When I first loaded up Machines at War 3, I was really curious to see how this game would play out. One thing is that there are very low system requirements, yet the game looks really good. Retro is the in thing these days, but I’ve not seen too many wargames try to turn back the clock.
The game starts out with a tutorial mission, which is probably a very good thing given that you may not remember all the control mechanisms of the older games. I was grateful to find it, especially since I was originally disoriented by the top-down perspective.
All awkwardness aside, the tutorial mission was very informative. Each command that I needed was explained in detail and showed how I’d need to use it. During this mission the directions were issued by a picture of a woman. Every inch of that display brought me back to 1998. I really kind of liked it. You can tell a surprisingly good story using still graphics, and the way the people were drawn gave them a lot of character.
Upon completion of the mission, I got to start the main campaign. The story places you in the role of a newly appointed commander for a special task force. Your first mission is to track down a missing scout who held important intelligence. You are told that the Russians are just as interested in the information as you are, so time is of the essence.
Once I got through my first mission, I was happy with how everything handled. All of the commands worked properly. The controls were completely functional and I never ran into a single error.
Diving into Machines just a little bit further, it was great to find a pretty robust AI as well as a support structure for the game. Almost every stat you can think of as important is tracked. At the end of each mission, you will see where you spent your money, what your hit and kill ratios were, how you outpaced or were outplayed by your opponents, and lots of other useful data. It’s a lot more information than you normally get with a real-time strategy title, and I can imagine if you use it well, you can self-improve your gameplay each time and become a pretty competent player.
I was slightly disappointed in the audio as a whole. The music was generally lackluster and eventually I couldn’t even distinguish the music after awhile. Sound effects also lacked a certain pop. All of the gun shots and explosions were missing that critical power behind them. But this is an indy game I guess they had to concentrate on other areas. Still, the sound is passable, so not too bad.

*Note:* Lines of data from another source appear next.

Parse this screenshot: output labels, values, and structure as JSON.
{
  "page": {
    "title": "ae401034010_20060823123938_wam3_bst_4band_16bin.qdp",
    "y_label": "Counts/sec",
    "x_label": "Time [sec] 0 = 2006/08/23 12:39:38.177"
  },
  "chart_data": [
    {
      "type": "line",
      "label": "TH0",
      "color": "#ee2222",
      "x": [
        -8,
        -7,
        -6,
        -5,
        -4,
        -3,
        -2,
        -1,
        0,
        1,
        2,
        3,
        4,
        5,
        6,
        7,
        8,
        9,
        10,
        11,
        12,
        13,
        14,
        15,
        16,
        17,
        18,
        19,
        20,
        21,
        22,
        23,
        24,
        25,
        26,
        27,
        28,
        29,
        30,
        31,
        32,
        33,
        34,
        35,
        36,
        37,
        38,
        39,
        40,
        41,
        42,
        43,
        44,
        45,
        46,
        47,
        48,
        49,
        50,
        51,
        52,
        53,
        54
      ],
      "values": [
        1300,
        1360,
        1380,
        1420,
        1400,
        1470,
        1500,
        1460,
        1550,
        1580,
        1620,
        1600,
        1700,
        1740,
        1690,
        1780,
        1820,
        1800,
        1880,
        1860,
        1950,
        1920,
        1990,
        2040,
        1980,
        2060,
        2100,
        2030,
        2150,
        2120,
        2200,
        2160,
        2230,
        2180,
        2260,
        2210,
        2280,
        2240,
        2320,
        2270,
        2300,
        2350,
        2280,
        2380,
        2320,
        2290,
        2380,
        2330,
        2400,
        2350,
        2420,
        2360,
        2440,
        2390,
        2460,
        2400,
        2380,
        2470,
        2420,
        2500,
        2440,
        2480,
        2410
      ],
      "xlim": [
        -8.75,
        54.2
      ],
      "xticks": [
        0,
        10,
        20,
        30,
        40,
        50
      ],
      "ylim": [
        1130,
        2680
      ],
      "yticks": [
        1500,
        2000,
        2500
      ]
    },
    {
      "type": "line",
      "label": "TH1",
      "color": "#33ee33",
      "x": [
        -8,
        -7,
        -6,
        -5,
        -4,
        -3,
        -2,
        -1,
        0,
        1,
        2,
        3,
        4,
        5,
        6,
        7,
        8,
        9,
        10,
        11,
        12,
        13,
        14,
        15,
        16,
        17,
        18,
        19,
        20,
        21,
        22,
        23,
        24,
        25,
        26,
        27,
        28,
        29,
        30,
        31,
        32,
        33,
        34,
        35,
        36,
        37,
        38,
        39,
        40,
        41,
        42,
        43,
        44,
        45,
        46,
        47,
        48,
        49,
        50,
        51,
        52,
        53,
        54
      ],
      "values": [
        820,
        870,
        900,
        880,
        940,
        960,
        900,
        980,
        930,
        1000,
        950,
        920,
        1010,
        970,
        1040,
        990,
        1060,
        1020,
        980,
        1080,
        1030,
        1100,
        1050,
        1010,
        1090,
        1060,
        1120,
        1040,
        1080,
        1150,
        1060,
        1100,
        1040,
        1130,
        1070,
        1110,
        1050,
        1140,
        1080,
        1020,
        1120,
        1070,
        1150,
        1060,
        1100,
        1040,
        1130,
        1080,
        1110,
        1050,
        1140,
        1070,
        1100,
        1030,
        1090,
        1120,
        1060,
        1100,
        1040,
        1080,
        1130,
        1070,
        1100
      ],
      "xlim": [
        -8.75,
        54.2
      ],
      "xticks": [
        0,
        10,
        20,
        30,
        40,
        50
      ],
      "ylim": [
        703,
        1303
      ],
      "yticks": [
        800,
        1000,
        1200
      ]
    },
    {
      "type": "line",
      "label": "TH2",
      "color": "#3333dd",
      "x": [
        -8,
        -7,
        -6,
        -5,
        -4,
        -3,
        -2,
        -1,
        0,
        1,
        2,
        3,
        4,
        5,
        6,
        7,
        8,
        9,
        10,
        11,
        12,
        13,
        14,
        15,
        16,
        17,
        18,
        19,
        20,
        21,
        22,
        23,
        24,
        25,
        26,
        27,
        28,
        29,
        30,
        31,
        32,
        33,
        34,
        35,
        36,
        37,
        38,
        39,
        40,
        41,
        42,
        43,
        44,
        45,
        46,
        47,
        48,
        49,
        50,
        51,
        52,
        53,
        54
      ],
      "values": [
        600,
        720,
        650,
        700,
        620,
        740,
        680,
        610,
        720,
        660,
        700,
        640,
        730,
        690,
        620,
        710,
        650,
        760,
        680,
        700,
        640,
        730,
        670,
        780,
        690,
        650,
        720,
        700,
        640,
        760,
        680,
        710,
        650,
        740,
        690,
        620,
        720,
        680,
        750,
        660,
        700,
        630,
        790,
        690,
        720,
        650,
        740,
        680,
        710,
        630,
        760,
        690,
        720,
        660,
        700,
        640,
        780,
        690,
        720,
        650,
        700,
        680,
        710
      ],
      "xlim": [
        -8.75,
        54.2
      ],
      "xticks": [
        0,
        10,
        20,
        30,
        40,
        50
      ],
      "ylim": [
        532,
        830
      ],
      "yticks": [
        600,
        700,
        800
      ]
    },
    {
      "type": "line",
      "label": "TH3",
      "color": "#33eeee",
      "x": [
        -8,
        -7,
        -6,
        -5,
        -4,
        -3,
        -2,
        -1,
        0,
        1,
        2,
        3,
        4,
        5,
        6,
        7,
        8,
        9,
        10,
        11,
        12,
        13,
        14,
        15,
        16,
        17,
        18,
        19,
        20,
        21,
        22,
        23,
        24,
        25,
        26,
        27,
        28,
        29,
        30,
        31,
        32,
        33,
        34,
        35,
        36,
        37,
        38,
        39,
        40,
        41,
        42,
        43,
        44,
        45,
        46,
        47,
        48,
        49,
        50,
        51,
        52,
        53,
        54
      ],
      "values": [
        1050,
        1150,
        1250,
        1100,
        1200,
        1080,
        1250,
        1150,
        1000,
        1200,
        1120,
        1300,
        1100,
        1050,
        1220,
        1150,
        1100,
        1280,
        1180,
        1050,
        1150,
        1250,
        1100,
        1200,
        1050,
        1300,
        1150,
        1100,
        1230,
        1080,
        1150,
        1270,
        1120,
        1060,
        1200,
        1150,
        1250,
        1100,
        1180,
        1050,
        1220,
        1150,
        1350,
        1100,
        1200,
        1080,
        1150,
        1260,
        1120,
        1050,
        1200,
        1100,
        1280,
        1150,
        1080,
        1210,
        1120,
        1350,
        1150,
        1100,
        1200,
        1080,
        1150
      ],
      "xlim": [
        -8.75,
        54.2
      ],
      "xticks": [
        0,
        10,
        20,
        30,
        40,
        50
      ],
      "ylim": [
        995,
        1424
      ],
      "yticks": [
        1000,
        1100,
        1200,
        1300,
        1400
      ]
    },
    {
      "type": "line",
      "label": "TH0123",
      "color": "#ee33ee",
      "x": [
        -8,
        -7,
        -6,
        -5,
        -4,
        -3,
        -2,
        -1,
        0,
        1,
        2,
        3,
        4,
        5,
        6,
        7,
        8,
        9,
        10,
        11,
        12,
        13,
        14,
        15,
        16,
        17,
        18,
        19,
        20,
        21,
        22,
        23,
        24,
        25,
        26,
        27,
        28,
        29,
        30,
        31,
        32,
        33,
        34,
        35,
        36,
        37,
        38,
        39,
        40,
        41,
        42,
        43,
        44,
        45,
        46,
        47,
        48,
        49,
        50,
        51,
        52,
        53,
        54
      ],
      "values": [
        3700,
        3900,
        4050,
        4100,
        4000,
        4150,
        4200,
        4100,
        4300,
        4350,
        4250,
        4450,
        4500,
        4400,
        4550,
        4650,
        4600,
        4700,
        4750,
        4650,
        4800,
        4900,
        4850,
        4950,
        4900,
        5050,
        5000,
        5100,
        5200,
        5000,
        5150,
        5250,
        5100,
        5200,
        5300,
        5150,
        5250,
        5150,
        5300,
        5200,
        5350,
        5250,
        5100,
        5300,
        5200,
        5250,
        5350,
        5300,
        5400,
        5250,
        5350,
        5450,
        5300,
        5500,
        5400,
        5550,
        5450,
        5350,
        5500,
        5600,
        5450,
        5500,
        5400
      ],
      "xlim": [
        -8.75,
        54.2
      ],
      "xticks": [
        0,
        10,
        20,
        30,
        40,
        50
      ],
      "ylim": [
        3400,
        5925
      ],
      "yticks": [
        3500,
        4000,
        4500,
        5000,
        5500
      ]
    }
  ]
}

Graphics wise, this game looks like an exact replica of a throwback strategy game. It’s akin to something like Dune or the original Warcraft, back when that was still an actual war game. There was a sort of archaic feeling to it that was quite refreshing. The top-down perspective was done quite well and the vehicle qualities were really well detailed. I was only sad I didn’t have access to artillery to really blow apart the world. And even though things didn’t look modern, the style used in MAW3 is unique and done quite well.
As a whole if you want to play an old school strategy game Machines at War 3 is the game for you. With a great story backing up the old school feel, developer Isotope 244 hit the nail on the metaphorical head. I give Machines at War 3 an above average 3.5 GiN Gems and look forward to many more long campaigns in their created world.